Não por acaso, a importância dos biomas é defendida pela Constituição, que em seu artigo 225 pontua que “todos têm direito ao meio ambiente ecologicamente equilibrado, bem de uso comum do povo e essencial à sadia qualidade de vida, impondo-se ao poder público e à coletividade o dever de defendê-lo e preservá-lo para as presentes e futuras gerações”.

Em recente audiência na Comissão de Meio Ambiente (CMA) do Senado, a ministra do Meio Ambiente e Mudança do Clima, Marina Silva, enfatizou que há 20 anos — quando assumiu a pasta pela primeira vez — “não se tinha a clareza que se tem agora em relação aos graves problemas da perda de biodiversidade, da mudança do clima, da importância das florestas para o equilíbrio do planeta, do papel que desempenham os povos tradicionais na preservação da biodiversidade e das florestas, bem como em relação ao imperativo ético de acabar com a oposição entre economia e ecologia e transformá-las numa mesma equação”.

A ministra destacou que, assim como outros países que já enfrentam tragédias resultantes das alterações climáticas, o Brasil e a América do Sul são vulneráveis, o que, para ela, ficou muito claro na Cúpula da Amazônia, realizada em agosto, em Belém.

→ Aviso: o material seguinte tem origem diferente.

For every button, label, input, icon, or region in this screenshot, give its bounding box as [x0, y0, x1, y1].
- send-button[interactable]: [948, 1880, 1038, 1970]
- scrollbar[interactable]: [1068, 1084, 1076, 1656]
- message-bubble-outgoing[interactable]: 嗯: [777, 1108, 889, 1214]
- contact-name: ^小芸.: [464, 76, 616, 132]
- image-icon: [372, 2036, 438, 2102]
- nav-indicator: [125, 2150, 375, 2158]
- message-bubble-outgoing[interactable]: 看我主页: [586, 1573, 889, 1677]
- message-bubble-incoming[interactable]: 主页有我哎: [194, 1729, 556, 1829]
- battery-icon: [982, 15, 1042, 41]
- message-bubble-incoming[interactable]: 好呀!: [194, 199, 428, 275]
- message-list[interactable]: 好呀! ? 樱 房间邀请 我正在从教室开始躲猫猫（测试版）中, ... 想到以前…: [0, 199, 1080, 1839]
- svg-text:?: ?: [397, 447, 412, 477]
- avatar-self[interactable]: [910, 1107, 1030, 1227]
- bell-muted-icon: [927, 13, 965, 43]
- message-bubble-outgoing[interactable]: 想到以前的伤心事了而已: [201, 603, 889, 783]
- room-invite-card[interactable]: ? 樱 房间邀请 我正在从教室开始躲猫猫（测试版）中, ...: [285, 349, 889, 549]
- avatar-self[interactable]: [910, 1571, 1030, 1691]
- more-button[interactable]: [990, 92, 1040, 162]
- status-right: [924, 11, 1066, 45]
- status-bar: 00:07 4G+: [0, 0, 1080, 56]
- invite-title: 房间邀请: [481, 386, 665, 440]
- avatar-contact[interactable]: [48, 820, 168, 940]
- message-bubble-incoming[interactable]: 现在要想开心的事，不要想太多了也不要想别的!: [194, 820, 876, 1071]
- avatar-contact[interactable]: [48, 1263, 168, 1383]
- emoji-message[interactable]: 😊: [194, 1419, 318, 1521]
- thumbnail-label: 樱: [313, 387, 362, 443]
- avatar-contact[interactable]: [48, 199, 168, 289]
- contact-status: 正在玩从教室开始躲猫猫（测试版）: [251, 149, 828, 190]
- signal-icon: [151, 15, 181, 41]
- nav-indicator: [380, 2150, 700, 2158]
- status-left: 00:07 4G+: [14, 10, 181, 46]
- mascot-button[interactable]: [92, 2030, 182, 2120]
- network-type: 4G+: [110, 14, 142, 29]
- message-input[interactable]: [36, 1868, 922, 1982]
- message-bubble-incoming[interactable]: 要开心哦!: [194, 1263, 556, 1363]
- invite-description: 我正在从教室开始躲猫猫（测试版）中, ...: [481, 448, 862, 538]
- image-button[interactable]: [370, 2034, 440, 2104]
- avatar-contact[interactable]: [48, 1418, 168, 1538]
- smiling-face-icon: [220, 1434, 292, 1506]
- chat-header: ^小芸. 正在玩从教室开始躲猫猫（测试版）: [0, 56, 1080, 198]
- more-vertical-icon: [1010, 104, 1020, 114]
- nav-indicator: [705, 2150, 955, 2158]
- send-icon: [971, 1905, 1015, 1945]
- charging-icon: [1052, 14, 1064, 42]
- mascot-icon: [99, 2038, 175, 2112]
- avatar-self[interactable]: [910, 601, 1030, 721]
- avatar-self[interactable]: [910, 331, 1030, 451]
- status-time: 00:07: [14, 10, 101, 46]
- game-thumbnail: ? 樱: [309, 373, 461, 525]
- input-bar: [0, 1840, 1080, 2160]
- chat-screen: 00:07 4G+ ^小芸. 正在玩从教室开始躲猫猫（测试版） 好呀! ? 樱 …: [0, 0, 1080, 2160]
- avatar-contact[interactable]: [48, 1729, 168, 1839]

“Quando protegemos a Amazônia, não é para atender uma exigência externa, é porque nós, a partir de nós mesmos, queremos protegê-la e queremos fazer isso para liderar pelo exemplo”, disse a ministra.

Foto: Reprodução/Ibama

Destruição 

Cheiros inebriantes de flores, folhas, cascas de árvores, chuva e o mais puro oxigênio há muito tempo não são os únicos a permear o bioma amazônico, que há décadas enfrenta queimadas recorrentes, em boa parte provenientes de técnicas utilizadas para o desmatamento. Dados do Instituto Nacional de Pesquisas Espaciais (Inpe) demonstram que 18,3% dos 4,2 milhões de quilômetros quadrados que o bioma ocupa em terra brasileira já foram destruídos.

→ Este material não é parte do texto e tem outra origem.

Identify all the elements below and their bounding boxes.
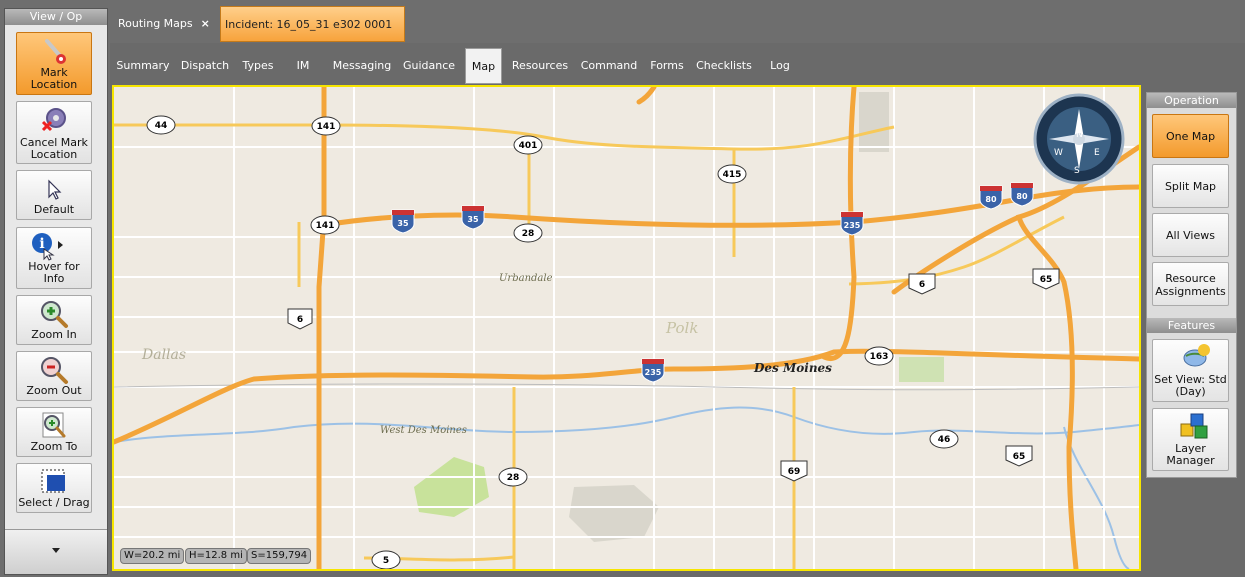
route-shield-5: 5 <box>383 556 389 566</box>
route-shield-28a: 28 <box>522 229 535 239</box>
tab-im[interactable]: IM <box>283 48 323 84</box>
cancel-mark-gear-icon <box>41 108 66 132</box>
hover-for-info-button[interactable]: i Hover for Info <box>16 227 92 289</box>
cancel-mark-location-button[interactable]: Cancel Mark Location <box>16 101 92 164</box>
route-shield-6b: 6 <box>919 280 925 290</box>
default-label: Default <box>33 203 75 216</box>
zoom-to-button[interactable]: Zoom To <box>16 407 92 457</box>
scale-height: H=12.8 mi <box>185 548 247 564</box>
zoom-out-button[interactable]: Zoom Out <box>16 351 92 401</box>
all-views-button[interactable]: All Views <box>1152 213 1229 257</box>
interstate-shield-80b: 80 <box>1016 192 1028 201</box>
tab-guidance[interactable]: Guidance <box>399 48 459 84</box>
route-shield-65a: 65 <box>1040 275 1053 285</box>
route-shield-415: 415 <box>723 170 742 180</box>
zoom-in-button[interactable]: Zoom In <box>16 295 92 345</box>
interstate-shield-80a: 80 <box>985 195 997 204</box>
operation-panel: Operation One Map Split Map All Views Re… <box>1146 92 1237 478</box>
tab-routing-maps-label: Routing Maps <box>118 17 193 30</box>
tab-forms[interactable]: Forms <box>647 48 687 84</box>
zoom-out-icon <box>41 357 68 384</box>
layer-cubes-icon <box>1180 413 1208 439</box>
interstate-shield-35a: 35 <box>397 219 409 228</box>
more-tools-button[interactable] <box>5 529 107 574</box>
route-shield-141a: 141 <box>317 122 336 132</box>
zoom-out-label: Zoom Out <box>26 384 82 397</box>
interstate-shield-35b: 35 <box>467 215 479 224</box>
tab-command[interactable]: Command <box>577 48 641 84</box>
route-shield-141b: 141 <box>316 221 335 231</box>
resource-assignments-button[interactable]: Resource Assignments <box>1152 262 1229 306</box>
tab-dispatch[interactable]: Dispatch <box>177 48 233 84</box>
hover-for-info-label: Hover for Info <box>28 260 80 285</box>
scale-width: W=20.2 mi <box>120 548 185 564</box>
route-shield-163: 163 <box>870 352 889 362</box>
river <box>114 406 1139 443</box>
place-label-urbandale: Urbandale <box>499 273 553 284</box>
tab-log[interactable]: Log <box>763 48 797 84</box>
set-view-label: Set View: Std (Day) <box>1154 373 1227 398</box>
app-window: View / Op Mark Location Cancel Mark Loca… <box>0 0 1245 577</box>
default-button[interactable]: Default <box>16 170 92 220</box>
interstate-shield-235a: 235 <box>844 221 861 230</box>
view-op-panel: View / Op Mark Location Cancel Mark Loca… <box>4 8 108 575</box>
cancel-mark-location-label: Cancel Mark Location <box>20 136 88 161</box>
airport-area <box>569 485 659 542</box>
compass-n: N <box>1076 130 1083 140</box>
view-op-title: View / Op <box>5 9 107 25</box>
compass-control[interactable]: N E S W <box>1033 93 1125 185</box>
one-map-button[interactable]: One Map <box>1152 114 1229 158</box>
info-hover-icon: i <box>32 233 63 261</box>
globe-view-icon <box>1183 344 1210 367</box>
tab-routing-maps[interactable]: Routing Maps × <box>112 6 216 42</box>
route-shield-28b: 28 <box>507 473 520 483</box>
place-label-polk: Polk <box>665 319 698 337</box>
tab-map[interactable]: Map <box>465 48 502 84</box>
mark-location-button[interactable]: Mark Location <box>16 32 92 95</box>
layer-manager-button[interactable]: Layer Manager <box>1152 408 1229 471</box>
compass-e: E <box>1094 148 1100 158</box>
tab-incident[interactable]: Incident: 16_05_31 e302 0001 *× <box>220 6 405 67</box>
layer-manager-label: Layer Manager <box>1166 442 1215 467</box>
zoom-to-icon <box>42 412 66 438</box>
route-shield-46: 46 <box>938 435 951 445</box>
compass-s: S <box>1074 166 1080 176</box>
park-area <box>899 357 944 382</box>
compass-w: W <box>1054 148 1063 158</box>
route-shield-401: 401 <box>519 141 538 151</box>
tab-checklists[interactable]: Checklists <box>693 48 755 84</box>
select-drag-button[interactable]: Select / Drag <box>16 463 92 513</box>
select-drag-icon <box>41 469 65 493</box>
interstate-shield-235b: 235 <box>645 368 662 377</box>
mark-location-label: Mark Location <box>30 66 78 91</box>
scale-ratio: S=159,794 <box>247 548 312 564</box>
route-shield-65b: 65 <box>1013 452 1026 462</box>
set-view-button[interactable]: Set View: Std (Day) <box>1152 339 1229 402</box>
split-map-button[interactable]: Split Map <box>1152 164 1229 208</box>
tab-summary[interactable]: Summary <box>113 48 173 84</box>
tab-resources[interactable]: Resources <box>509 48 571 84</box>
tab-messaging[interactable]: Messaging <box>329 48 395 84</box>
route-shield-44: 44 <box>155 121 168 131</box>
tab-types[interactable]: Types <box>237 48 279 84</box>
zoom-in-label: Zoom In <box>31 328 77 341</box>
zoom-to-label: Zoom To <box>30 440 78 453</box>
zoom-in-icon <box>41 301 68 328</box>
map-canvas[interactable]: N E S W Urbandale Polk Dallas West Des M… <box>114 87 1139 569</box>
place-label-west-des-moines: West Des Moines <box>380 425 467 436</box>
operation-title: Operation <box>1147 93 1236 108</box>
select-drag-label: Select / Drag <box>18 496 90 509</box>
features-title: Features <box>1147 318 1236 333</box>
place-label-dallas: Dallas <box>141 347 186 363</box>
map-view[interactable]: N E S W Urbandale Polk Dallas West Des M… <box>112 85 1141 571</box>
close-icon[interactable]: × <box>201 17 210 30</box>
pin-marker-icon <box>45 39 66 64</box>
cursor-arrow-icon <box>48 179 62 200</box>
airport-area <box>859 92 889 152</box>
chevron-down-icon <box>52 548 60 553</box>
route-shield-69: 69 <box>788 467 801 477</box>
place-label-des-moines: Des Moines <box>753 361 832 375</box>
route-shield-6a: 6 <box>297 315 303 325</box>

Apesar de ser o ecossistema mais preservado, o percentual de conversão assusta pesquisadores e especialistas em conservação de espécies, por estar muito próximo de 20%, índice considerado um ponto de partida sem volta para a Amazônia.

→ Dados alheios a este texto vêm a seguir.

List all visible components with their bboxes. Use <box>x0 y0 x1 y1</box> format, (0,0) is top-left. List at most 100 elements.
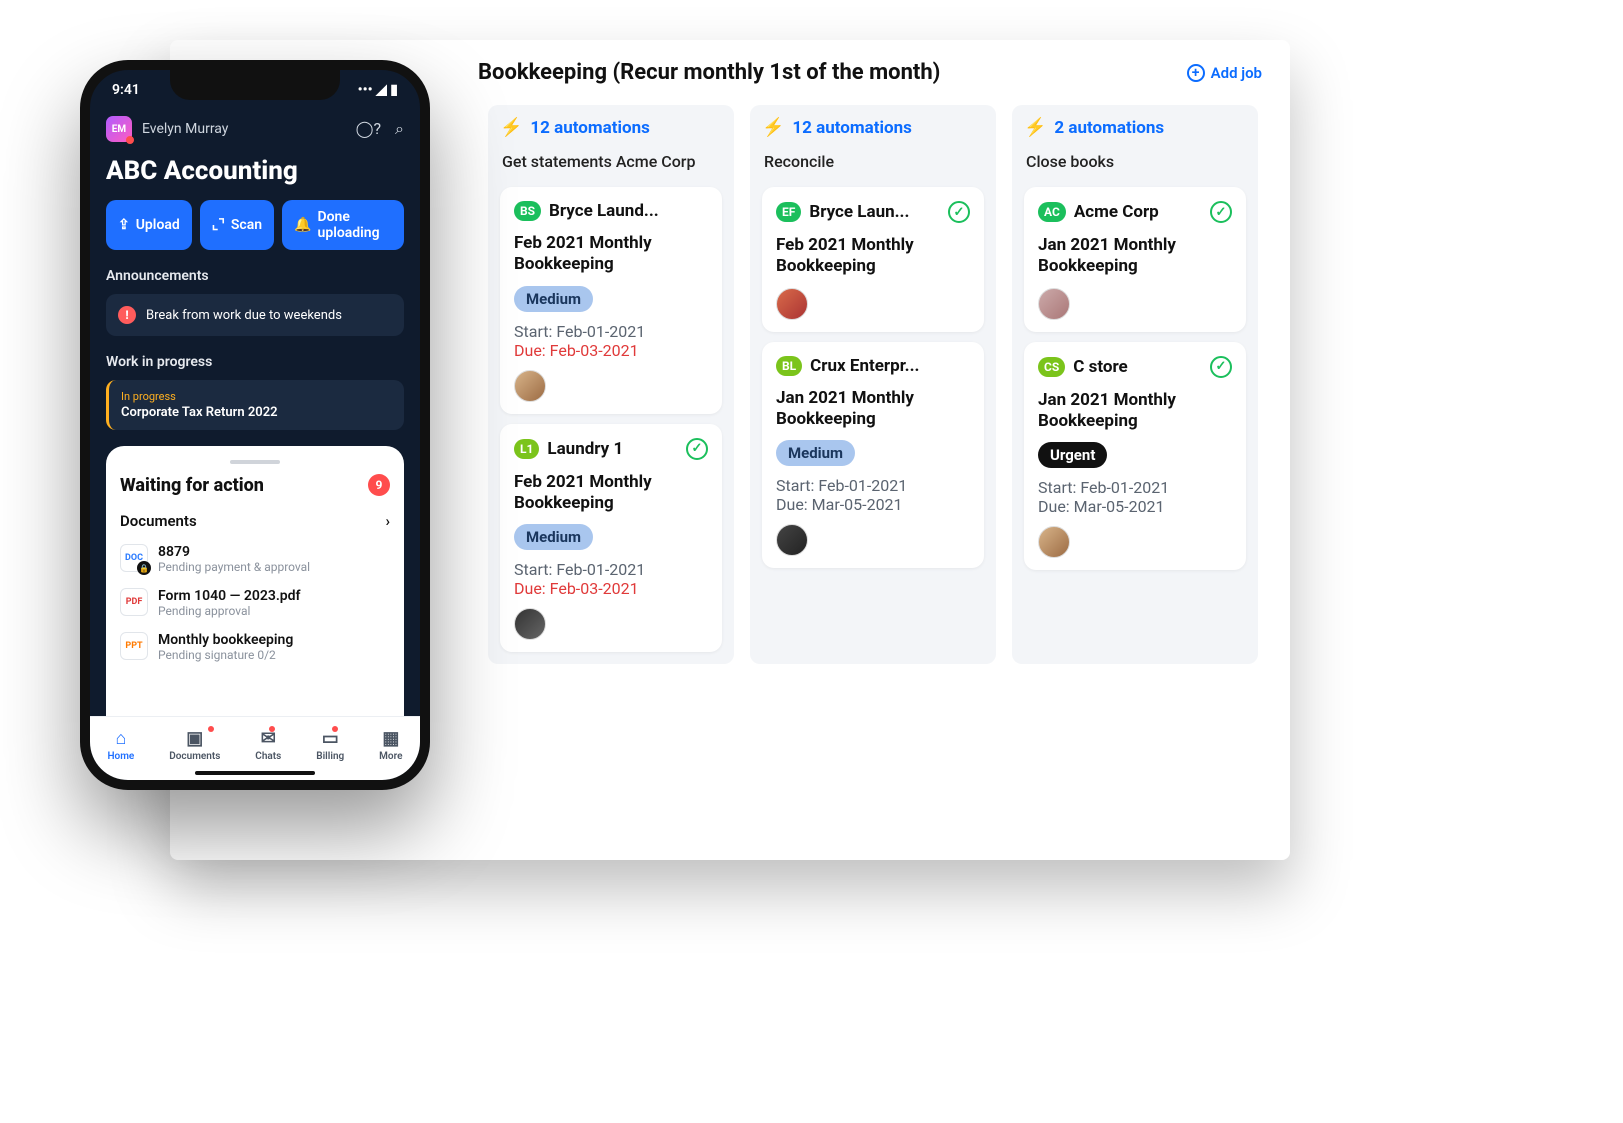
client-name: Laundry 1 <box>547 439 623 459</box>
home-icon: ⌂ <box>115 728 126 749</box>
check-icon: ✓ <box>1210 201 1232 223</box>
wip-label: Work in progress <box>106 354 404 370</box>
tab-billing[interactable]: ▭Billing <box>316 728 344 762</box>
tab-home[interactable]: ⌂Home <box>107 728 134 762</box>
wip-status: In progress <box>121 390 392 403</box>
card-title: Jan 2021 Monthly Bookkeeping <box>1038 390 1232 433</box>
phone-mockup: 9:41 ••• ◢ ▮ EM Evelyn Murray ◯? ⌕ ABC A… <box>80 60 430 790</box>
file-icon: PPT <box>120 632 148 660</box>
assignee-avatar <box>514 608 546 640</box>
document-item[interactable]: PPT Monthly bookkeeping Pending signatur… <box>120 632 390 662</box>
client-initials: L1 <box>514 439 539 459</box>
start-date: Start: Feb-01-2021 <box>514 322 708 341</box>
job-card[interactable]: L1 Laundry 1 ✓Feb 2021 Monthly Bookkeepi… <box>500 424 722 653</box>
document-item[interactable]: DOC🔒 8879 Pending payment & approval <box>120 544 390 574</box>
folder-icon: ▣ <box>186 728 203 749</box>
wip-card[interactable]: In progress Corporate Tax Return 2022 <box>106 380 404 430</box>
automations-count: 12 automations <box>530 118 649 138</box>
scan-icon: ⌞⌝ <box>212 217 225 233</box>
announcement-banner[interactable]: ! Break from work due to weekends <box>106 294 404 336</box>
assignee-avatar <box>514 370 546 402</box>
file-icon: DOC🔒 <box>120 544 148 572</box>
user-avatar: EM <box>106 116 132 142</box>
client-name: Bryce Laun... <box>809 202 909 222</box>
job-card[interactable]: BL Crux Enterpr... Jan 2021 Monthly Book… <box>762 342 984 569</box>
plus-icon: + <box>1187 64 1205 82</box>
assignee-avatar <box>776 288 808 320</box>
start-date: Start: Feb-01-2021 <box>776 476 970 495</box>
column-name: Get statements Acme Corp <box>500 148 722 177</box>
upload-button[interactable]: ⇪Upload <box>106 200 192 250</box>
documents-header[interactable]: Documents › <box>120 512 390 530</box>
client-name: Acme Corp <box>1074 202 1159 222</box>
client-initials: AC <box>1038 202 1066 222</box>
client-name: Bryce Laund... <box>549 201 659 221</box>
priority-badge: Medium <box>514 524 593 550</box>
priority-badge: Medium <box>776 440 855 466</box>
bell-icon: 🔔 <box>294 217 311 233</box>
client-name: Crux Enterpr... <box>810 356 919 376</box>
assignee-avatar <box>776 524 808 556</box>
bolt-icon: ⚡ <box>500 117 522 138</box>
app-title: ABC Accounting <box>106 156 404 186</box>
due-date: Due: Feb-03-2021 <box>514 579 708 598</box>
add-job-label: Add job <box>1211 64 1262 82</box>
job-card[interactable]: EF Bryce Laun... ✓Feb 2021 Monthly Bookk… <box>762 187 984 332</box>
card-title: Feb 2021 Monthly Bookkeeping <box>776 235 970 278</box>
sheet-handle[interactable] <box>230 460 280 464</box>
automations-link[interactable]: ⚡ 2 automations <box>1024 117 1246 138</box>
lock-icon: 🔒 <box>137 561 151 575</box>
board-title: Bookkeeping (Recur monthly 1st of the mo… <box>478 60 940 85</box>
announcements-label: Announcements <box>106 268 404 284</box>
automations-link[interactable]: ⚡ 12 automations <box>500 117 722 138</box>
priority-badge: Medium <box>514 286 593 312</box>
job-card[interactable]: BS Bryce Laund... Feb 2021 Monthly Bookk… <box>500 187 722 414</box>
column: ⚡ 2 automations Close books AC Acme Corp… <box>1012 105 1258 664</box>
board-header: Bookkeeping (Recur monthly 1st of the mo… <box>478 60 1262 85</box>
phone-notch <box>170 70 340 100</box>
done-uploading-button[interactable]: 🔔Done uploading <box>282 200 404 250</box>
tab-more[interactable]: ▦More <box>379 728 402 762</box>
due-date: Due: Mar-05-2021 <box>776 495 970 514</box>
wip-title: Corporate Tax Return 2022 <box>121 405 392 420</box>
check-icon: ✓ <box>686 438 708 460</box>
document-status: Pending payment & approval <box>158 560 310 574</box>
search-icon[interactable]: ⌕ <box>395 119 404 139</box>
start-date: Start: Feb-01-2021 <box>514 560 708 579</box>
card-title: Jan 2021 Monthly Bookkeeping <box>1038 235 1232 278</box>
waiting-title: Waiting for action <box>120 475 264 496</box>
user-row[interactable]: EM Evelyn Murray ◯? ⌕ <box>106 116 404 142</box>
tab-documents[interactable]: ▣Documents <box>169 728 220 762</box>
document-status: Pending approval <box>158 604 301 618</box>
status-time: 9:41 <box>112 82 140 98</box>
scan-button[interactable]: ⌞⌝Scan <box>200 200 274 250</box>
tab-chats[interactable]: ✉Chats <box>255 728 281 762</box>
card-title: Jan 2021 Monthly Bookkeeping <box>776 388 970 431</box>
automations-count: 2 automations <box>1054 118 1164 138</box>
card-meta: Start: Feb-01-2021 Due: Mar-05-2021 <box>1038 478 1232 516</box>
announcement-text: Break from work due to weekends <box>146 308 342 323</box>
waiting-count-badge: 9 <box>368 474 390 496</box>
client-initials: CS <box>1038 357 1065 377</box>
client-initials: BS <box>514 201 541 221</box>
bolt-icon: ⚡ <box>762 117 784 138</box>
card-meta: Start: Feb-01-2021 Due: Mar-05-2021 <box>776 476 970 514</box>
document-name: Form 1040 — 2023.pdf <box>158 588 301 604</box>
job-card[interactable]: AC Acme Corp ✓ Jan 2021 Monthly Bookkeepi… <box>1024 187 1246 332</box>
file-icon: PDF <box>120 588 148 616</box>
document-item[interactable]: PDF Form 1040 — 2023.pdf Pending approva… <box>120 588 390 618</box>
column: ⚡ 12 automations Reconcile EF Bryce Laun… <box>750 105 996 664</box>
column-name: Reconcile <box>762 148 984 177</box>
document-status: Pending signature 0/2 <box>158 648 293 662</box>
due-date: Due: Mar-05-2021 <box>1038 497 1232 516</box>
add-job-button[interactable]: + Add job <box>1187 64 1262 82</box>
check-icon: ✓ <box>948 201 970 223</box>
columns: ⚡ 12 automations Get statements Acme Cor… <box>488 105 1262 664</box>
help-icon[interactable]: ◯? <box>356 119 381 139</box>
job-card[interactable]: CS C store ✓Jan 2021 Monthly Bookkeeping… <box>1024 342 1246 571</box>
automations-link[interactable]: ⚡ 12 automations <box>762 117 984 138</box>
home-indicator <box>195 771 315 775</box>
status-indicators: ••• ◢ ▮ <box>358 82 398 98</box>
start-date: Start: Feb-01-2021 <box>1038 478 1232 497</box>
card-meta: Start: Feb-01-2021 Due: Feb-03-2021 <box>514 322 708 360</box>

“A Amazônia é um bioma bastante preocupante porque tem sofrido com baixas de desmatamento bastante significativa. Ainda temos uma proporção bastante significativa do bioma preservado, mas existe a preocupação, e isso tem sido ressaltado cada vez mais pela comunidade científica que, ao se ultrapassar um certo limiar, a Amazônia entre num vórtex de degradação que não tenha mais retorno, ultrapasse o ponto de não retorno. Evidentemente existem vários estudos que começam a propor qual é esse limiar, e eles sugerem que essa taxa seja próxima de 20%”, 

expões o coordenador de Avaliação do Risco de Extinção das Espécies de Fauna (Cofau), do Instituto Chico Mendes de Conservação da Biodiversidade (ICMBio), Rodrigo Jorge.

O alerta também é feito pelo pesquisador e curador do herbário da coleção científica das plantas da Amazônia, no Instituto Nacional de Pesquisa da Amazônia (Inpa), Mike Hopkins. Além da conversão de parte do bioma diretamente pelas ações antrópicas, ele se preocupa com os resultados devastadores das mudanças climáticas.

“Francamente, onde estamos na crise climática no mundo em geral, nesse momento, provavelmente passamos do ponto de voltar para ser como era”, enfatiza o pesquisador.

Diante do desmatamento e da redução das chuvas na Amazônia, o maior medo de Hopkins, no momento, é a ocorrência de ‘incêndios apocalípticos’, como os ocorridos recentemente no Canadá e em outros países.

O nível de desmatamento influencia o clima, a probabilidade de chuvas, a probabilidade de ter incêndios. Estamos entrando num período de alto risco, de megaincêndios. Sempre tinha alguma chuva, mas tem havido pouco. A floresta está muito triste no momento, está muito seca.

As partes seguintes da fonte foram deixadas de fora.